Он повесил трубку и долго глядел на колоколообразный раструб микрофона, прикрепленный к тонкому черному цилиндру. Потом обернулся и обвел глазами комнату. Эдит смотрела на него ожидающе.
— Ну что? О чем это? — спросила она.
— О моем отце, — ответил Стоунер. — Он умер.
— Ох, Уилли! — воскликнула Эдит. Потом наклонила голову. — Ты, наверно, уедешь до конца недели.
— Да, — сказал Стоунер.
— Тогда я позову тетю Эмму, чтобы помогала мне с Грейс.
— Да, — механически произнес Стоунер. — Хорошо.
Он нашел себе в университете замену на ближайшие дни и рано утром поехал на автобусе в Бунвилл. Шоссе между Колумбией и Канзас-Сити, проходящее через Бунвилл, было той самой дорогой, по которой он семнадцать лет назад отправился учиться; за эти годы дорогу расширили и снабдили твердым покрытием, за окном автобуса тянулись аккуратные ограды по краям пшеничных и кукурузных полей.
Бунвилл с тех пор, как он прошлый раз его видел, изменился мало. Построили несколько новых зданий, несколько старых снесли; но городок и сейчас выглядел неосновательным и каким-то голым, выглядел так, словно его возвели на время и в любую минуту могут забросить за ненадобностью. Хотя за последние годы большинство улиц были вымощены, в воздухе легкой дымкой висела пыль; встречались фургоны на лошадиной тяге, из их стальных шин бетон мостовых и бордюров порой высекал искры.
Родительский дом тоже остался, каким был, — разве что сделался суше и серее; с дощатой обшивки стен краска отшелушилась совсем, крыльцо еще немного просело, и его некрашеные бревна почти соприкасались с голой землей.
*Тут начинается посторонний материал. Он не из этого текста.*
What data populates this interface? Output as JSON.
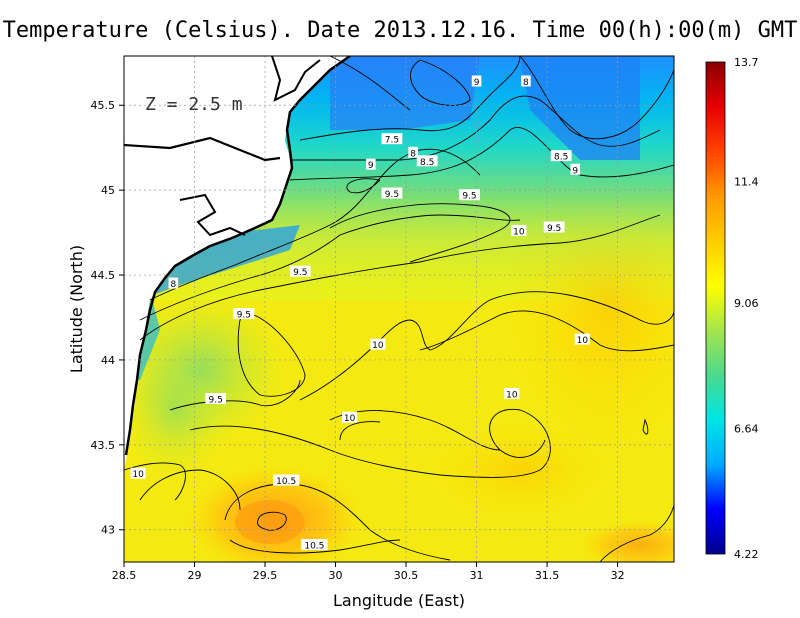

В доме были люди — соседи, которых Стоунер не помнил; высокий худой мужчина в черном костюме и белой рубашке с галстуком-ленточкой склонился над его матерью, сидевшей на стуле подле узкого деревянного ящика с телом отца. Стоунер двинулся к ним через комнату. Высокий увидел его и пошел навстречу; глаза у него были серые и плоские, как глазурованные блюдца. Он заговорил густым глубоким баритоном, приглушенным и елейным; он назвал Стоунера братом, понесшим тяжкую утрату, помянул Бога, который дал и взял, и спросил, не хочет ли Стоунер помолиться вместе с ним. Стоунер миновал его, задев рукавом, и встал перед матерью; ее лицо плавало перед ним. Сквозь туман он увидел, как она кивнула ему и поднялась со стула. Она взяла его под руку и сказала:
— Тебе надо посмотреть на отца.
Рукой до того слабой, что он едва чувствовал прикосновение, она подвела его к открытому гробу. Он посмотрел вниз. В глазах у него вначале было мутно, а когда прояснилось, он потрясенно отпрянул. Тело в гробу показалось ему телом незнакомца; оно было усохшим и крохотным, лицо — не лицо, а маска из тонкой оберточной бумаги, вместо глаз глубокие черные провалы. Темно-синий костюм был умершему велик до нелепости, ладони, сложенные на груди, походили на высохшие когтистые лапы животного. Стоунер повернулся к матери, зная, что ужас, который он испытывает, виден по глазам.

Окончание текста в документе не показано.